The mate was a muscular, shaven headed, heavily tattooed native of the distant island of Mersea.   His scant clothing implied a disregard for our east coast chill, and his one good, black-hole of an eye sucked in the world around with all its suffering and woe and let not a glimmer escape from within.
“Moses Smith’s my name.” he said to Potkin.   He and Rich seemed to be old shipmates and they chatted of previous voyages and adventures.   There were no further introductions as, it being half past opening time, the whole ship’s company rushed ashore to the pub.
The local alehouse was called the Rotting Hulk Inn.   It had a faded sign swinging wildly in the wind and was a high, eccentric, weatherboarded building, clinging tenuously to the edge of the salt flats.   Inside the bar it was cramped, dark and warm.   Every nook and corner was cluttered with nautical paraphernalia donated  by travellers on all the seven seas, fixed to walls and ceiling by drawing pin and Blue Tack were tobacco browned paintings of ships, sharks’ jaws, blocks, fishing floats, dried fish, half hulls, the scrimshaw carved tooth of the very whale that had devoured Westward Ho Smy and postcards, many creased and dog eared, from every location with a seaboard.   There were wax encrusted Mateus Rose bottles with worn down candles on every table. The customers jostled noisily, fierce looking people, some ragged, others flamboyant in feathers and ribbons, some boiler suited or Guernsey smocked, and occasionally an embarassed yachty in yellow wellies trying to keep a low profile.   Many of the rapscallions carried cutlasses or harpoons and exuded an aroma of Stockholm tar and bilge water, mariners all.

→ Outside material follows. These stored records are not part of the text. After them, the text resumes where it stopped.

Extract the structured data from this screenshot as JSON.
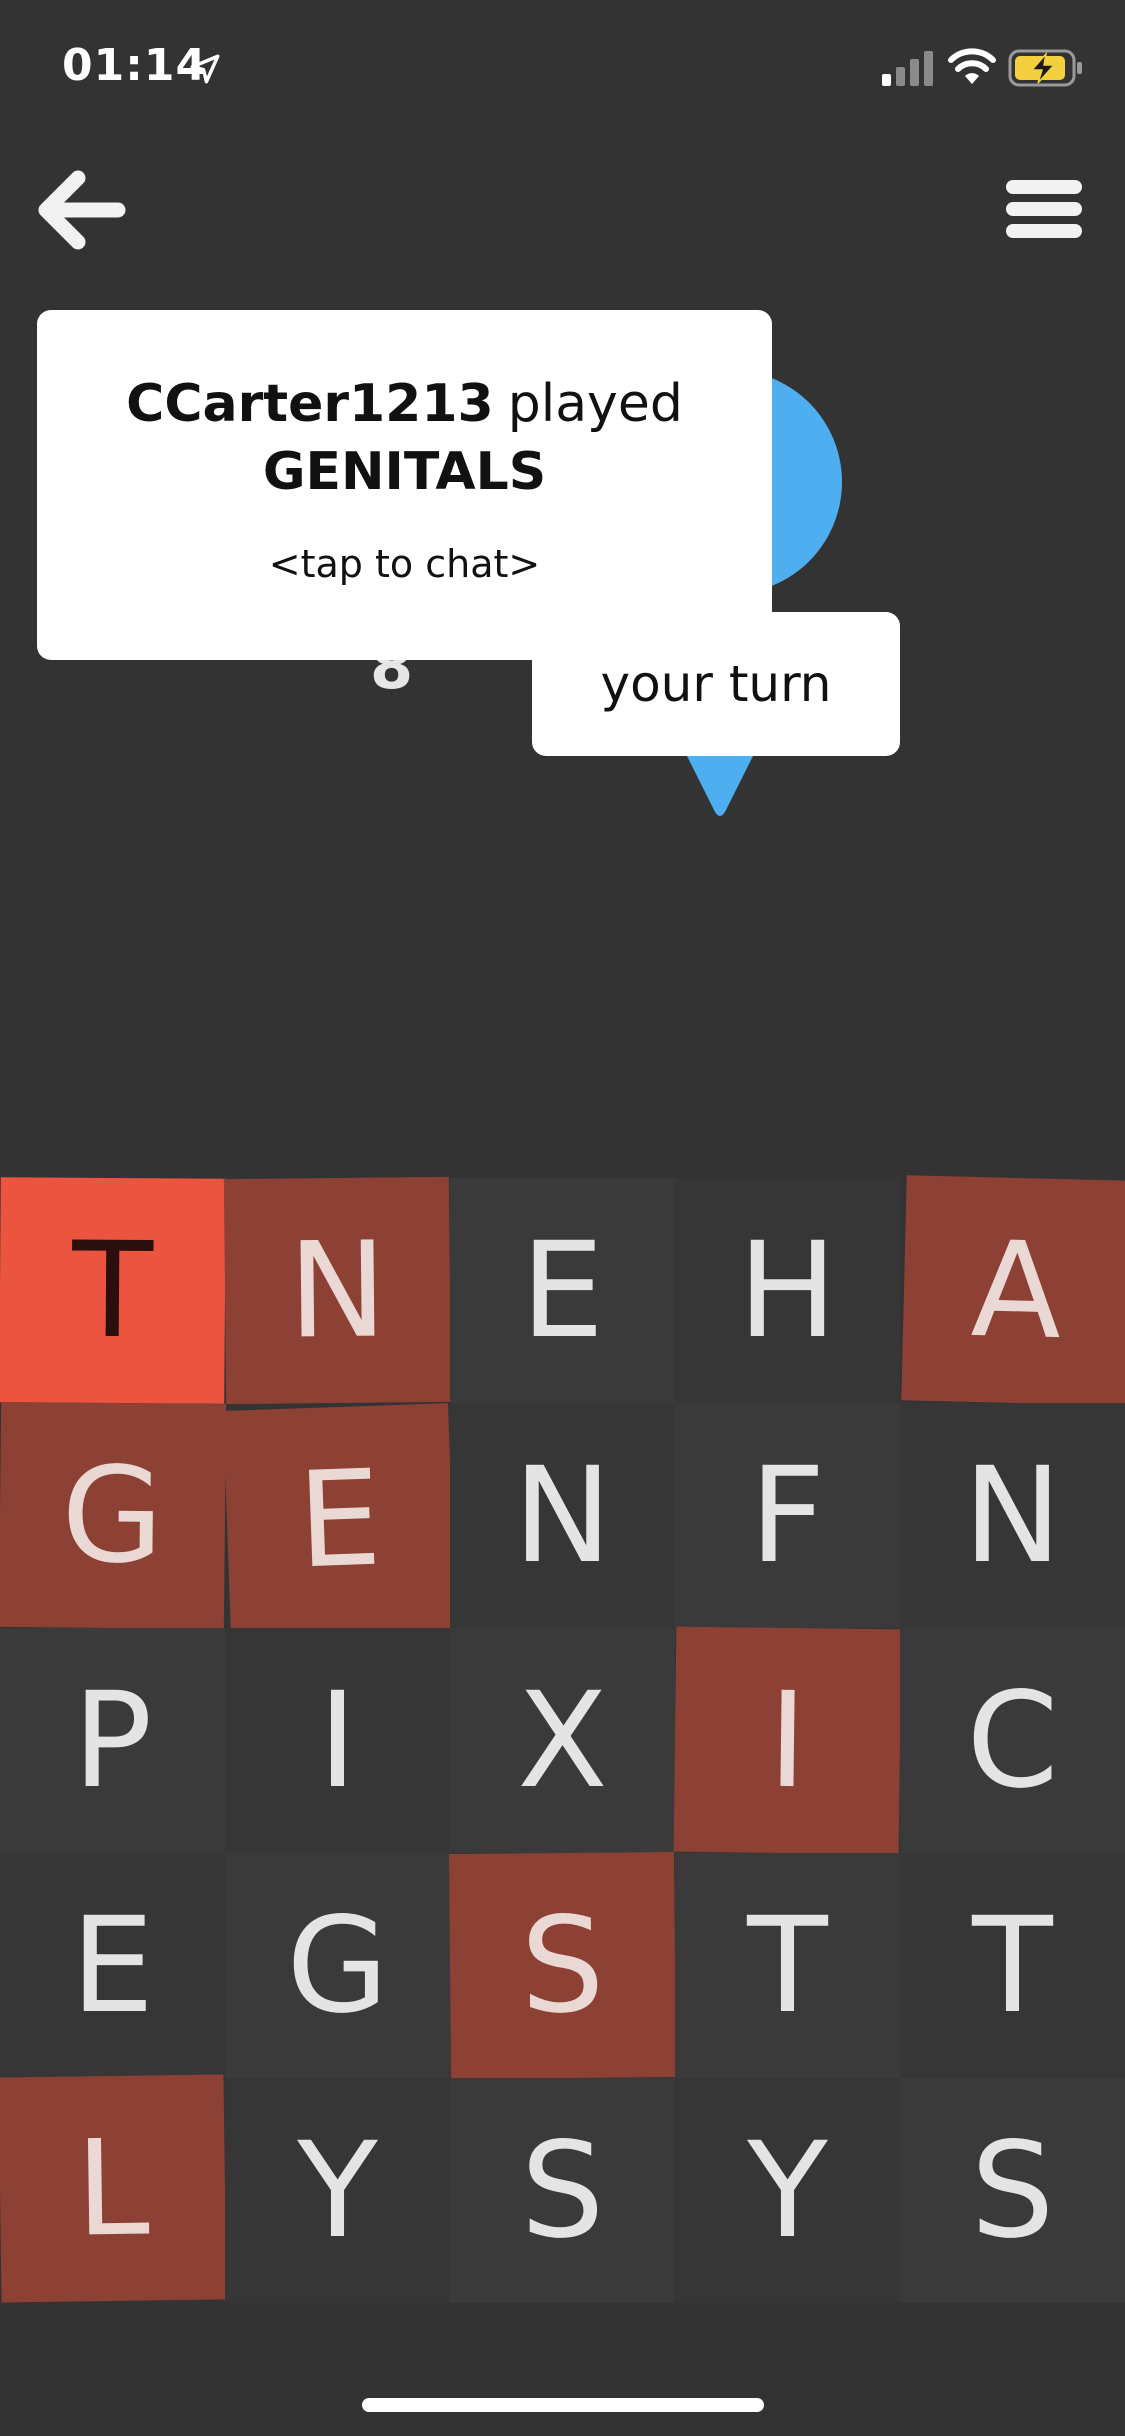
{
  "status_bar": {
    "time": "01:14"
  },
  "game": {
    "score": "8",
    "last_play": {
      "player": "CCarter1213",
      "verb": "played",
      "word": "GENITALS",
      "hint": "<tap to chat>"
    },
    "turn_label": "your turn"
  },
  "colors": {
    "background": "#333334",
    "tile_selected": "#8d4034",
    "tile_current": "#eb5540",
    "avatar_blue": "#4daff0"
  },
  "board": {
    "rows": [
      [
        {
          "letter": "T",
          "state": "current"
        },
        {
          "letter": "N",
          "state": "selected"
        },
        {
          "letter": "E",
          "state": "none"
        },
        {
          "letter": "H",
          "state": "none"
        },
        {
          "letter": "A",
          "state": "selected"
        }
      ],
      [
        {
          "letter": "G",
          "state": "selected"
        },
        {
          "letter": "E",
          "state": "selected"
        },
        {
          "letter": "N",
          "state": "none"
        },
        {
          "letter": "F",
          "state": "none"
        },
        {
          "letter": "N",
          "state": "none"
        }
      ],
      [
        {
          "letter": "P",
          "state": "none"
        },
        {
          "letter": "I",
          "state": "none"
        },
        {
          "letter": "X",
          "state": "none"
        },
        {
          "letter": "I",
          "state": "selected"
        },
        {
          "letter": "C",
          "state": "none"
        }
      ],
      [
        {
          "letter": "E",
          "state": "none"
        },
        {
          "letter": "G",
          "state": "none"
        },
        {
          "letter": "S",
          "state": "selected"
        },
        {
          "letter": "T",
          "state": "none"
        },
        {
          "letter": "T",
          "state": "none"
        }
      ],
      [
        {
          "letter": "L",
          "state": "selected"
        },
        {
          "letter": "Y",
          "state": "none"
        },
        {
          "letter": "S",
          "state": "none"
        },
        {
          "letter": "Y",
          "state": "none"
        },
        {
          "letter": "S",
          "state": "none"
        }
      ]
    ]
  }
}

Richard ordered pints of deep headed bitter beer for himself and the crew and a saucer of milk for Potkin. Eben smiled at the cat and poured a tot of pusser's rum into the milk. He felt kindly towards Potkin who was shy and nervous in the press of strangers.    As Potkin was lapping his milk a slim torti-shell coloured cat came up to him.
“Hello sailor.” She said, “Would you like to buy me a drink?”
Potkin thought it would be impolite to refuse so he ordered her something mauve and very expensive in a champagne coupe. It came with a cherry on a stick. When they had finished their drinks she said,
“Would you like to come upstairs for a cuddle?”
Potkin replied that he could not as he had to keep an eye on Rich. She smiled gently at him and sighed.
“You’re a sweet cat. Come and see me again sometime.”
When Potkin rejoined Rich he was sitting at a table chatting with the skipper of a local smack, Heartsease Finbow, whose jade velvet eye patch trimmed with lace complemented perfectly her shock of flame red hair
“I thought you’d scored there.” she said to Potkin with a smile and girlish laugh.
The drinking and talking, some singing  and roistering, went on late into the night.  
Finally, “That’s enough, now.” shouted Absalom Rowbottom above the din; “We rise at sparrows’ fart.”
Arm in arm they reeled back to the ship and turned, gratefully, into their hammocks.